Guitarists are out; truckers back in.
A few minutes ago I did the last tweaks and sent "The Boys of Pleasure" over to to see what he thinks. has read it twice, caught my errors and assured me I didn’t cut anything that broke it in half. First draft was almost 11k, and the final was 6872, even though Scrivener said 6900 when I exported it, the bastards. I think they were counting the heading WHICH IS NOT FAIR. Anyway, if I cut any more it won’t make sense, and soon I’m going to make it choppy if I do it myself, so it’s time for new eyes. Frankly, I’m sitting here more than a little stunned, because honest to goddess, Thursday morning I had no idea I was going to do this, and now it’s Saturday night and I’ve shipped it out. Feels fucking bizarre. And I laugh, ruefully, because I was just wishing that once, just once I could have a story flow right out of me. Well, it was lovely. But now I’m feeling all achy and sad because it’s already done. This is what comes of writing short.
Actually, writing these two short stories for Brad have been some of the most important work I’ve ever done. My god, it’s so fucking hard to make it short, and I always look at the doubled word count and think, "No fucking way." And, technically, I have yet to hit the 6k boundary, but I think only 800 words over is pretty damn good, considering where I started. It’s hard to get a story out in just 11k, but it’s even harder to take that same down by half. But it’s good work, and it’s very instructive. When I wrote the first draft Friday, I chased all these rainbows that in the end took me to better places but were no longer necessary; there was this obsession with hands which even Dan said, "Um, you could cut that down a bit." I did odd things like insist they go to the bathroom because they’d been drinking so much. Well, who the hell cares? Who is paying attention to THAT? Somebody, maybe, but it killed the pacing and took up words. And all manner of dithering and overwriting hit the floor, too. There were some cute asides that maybe added some color, but they weren’t essential, and so out they went. And then there were plenty of quirky little things that I chuckled over in the first draft, thinking I was so damn sharp I was going to cut myself, but then when I reread it today they were always the first to leave, because mostly they were masturbation. But then there were things I worried were way, way too cheesy that ended up becoming anchors, and when I redid the first few scenes, I put in some foreshadowing to reinforce them, and now the cheese is vital. Of course, all this could change again. Writing. Such a funny thing.
But this is really good for me, because the same work I put into these short things is what I do for the novels, even the gargantuan tomes of Etsey and SMALL TOWN BOY. They’re just longer and more complicated to piece through, but the skill set is the same. Writing these two shorts has given me the courage to look at TSV and think, "I could shave ten to twenty thousand off that puppy, if I had to."

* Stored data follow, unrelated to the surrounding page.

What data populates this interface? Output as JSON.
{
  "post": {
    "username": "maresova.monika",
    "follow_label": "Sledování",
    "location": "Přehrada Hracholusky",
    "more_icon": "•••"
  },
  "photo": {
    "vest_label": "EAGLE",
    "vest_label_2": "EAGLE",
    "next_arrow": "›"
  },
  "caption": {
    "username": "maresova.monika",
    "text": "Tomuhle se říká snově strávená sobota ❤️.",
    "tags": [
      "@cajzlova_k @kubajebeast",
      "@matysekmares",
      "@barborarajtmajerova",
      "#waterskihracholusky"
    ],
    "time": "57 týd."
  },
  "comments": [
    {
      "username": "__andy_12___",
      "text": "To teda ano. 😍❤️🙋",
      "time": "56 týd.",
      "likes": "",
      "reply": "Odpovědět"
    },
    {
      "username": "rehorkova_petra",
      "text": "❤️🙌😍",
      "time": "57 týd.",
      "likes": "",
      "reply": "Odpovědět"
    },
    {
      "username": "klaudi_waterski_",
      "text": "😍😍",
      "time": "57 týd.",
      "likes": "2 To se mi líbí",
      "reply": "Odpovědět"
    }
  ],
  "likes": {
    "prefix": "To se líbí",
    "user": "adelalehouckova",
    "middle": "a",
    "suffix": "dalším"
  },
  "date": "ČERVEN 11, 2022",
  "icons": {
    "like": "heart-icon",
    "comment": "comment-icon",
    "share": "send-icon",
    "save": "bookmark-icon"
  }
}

This said, I must now do the hardest part: putting the damn thing down. Penelope at her loom has nothing on me with a story; I could reweave for the rest of my life, always finding a better way to lay the threads. Which is why, even though it feels batshit to be sending something to Brad two days after he said, "How about something contemporary with a musician?" I sent it anyway, because now I will look ridiculous if I futz with it and keep sending amended drafts. So tomorrow it is back to SPECIAL DELIVERY and Sam and Mitch, who are currently standing and looking at the Platte River in western Nebraska, Sam with a handful of his mother’s ashes clutched in his palm. I will unquestionably call Sam Sid for another eight thousand words, just as I called Sid Sam almost half the time while I wrote TBOP. And I will have to stop listening to Lúnasa and Pauline Scanlon and start listening to Imogen Heap and The Partition soundtrack again.
But first, one more "Morning Nightcap" and "Farewell My Love, Remember Me."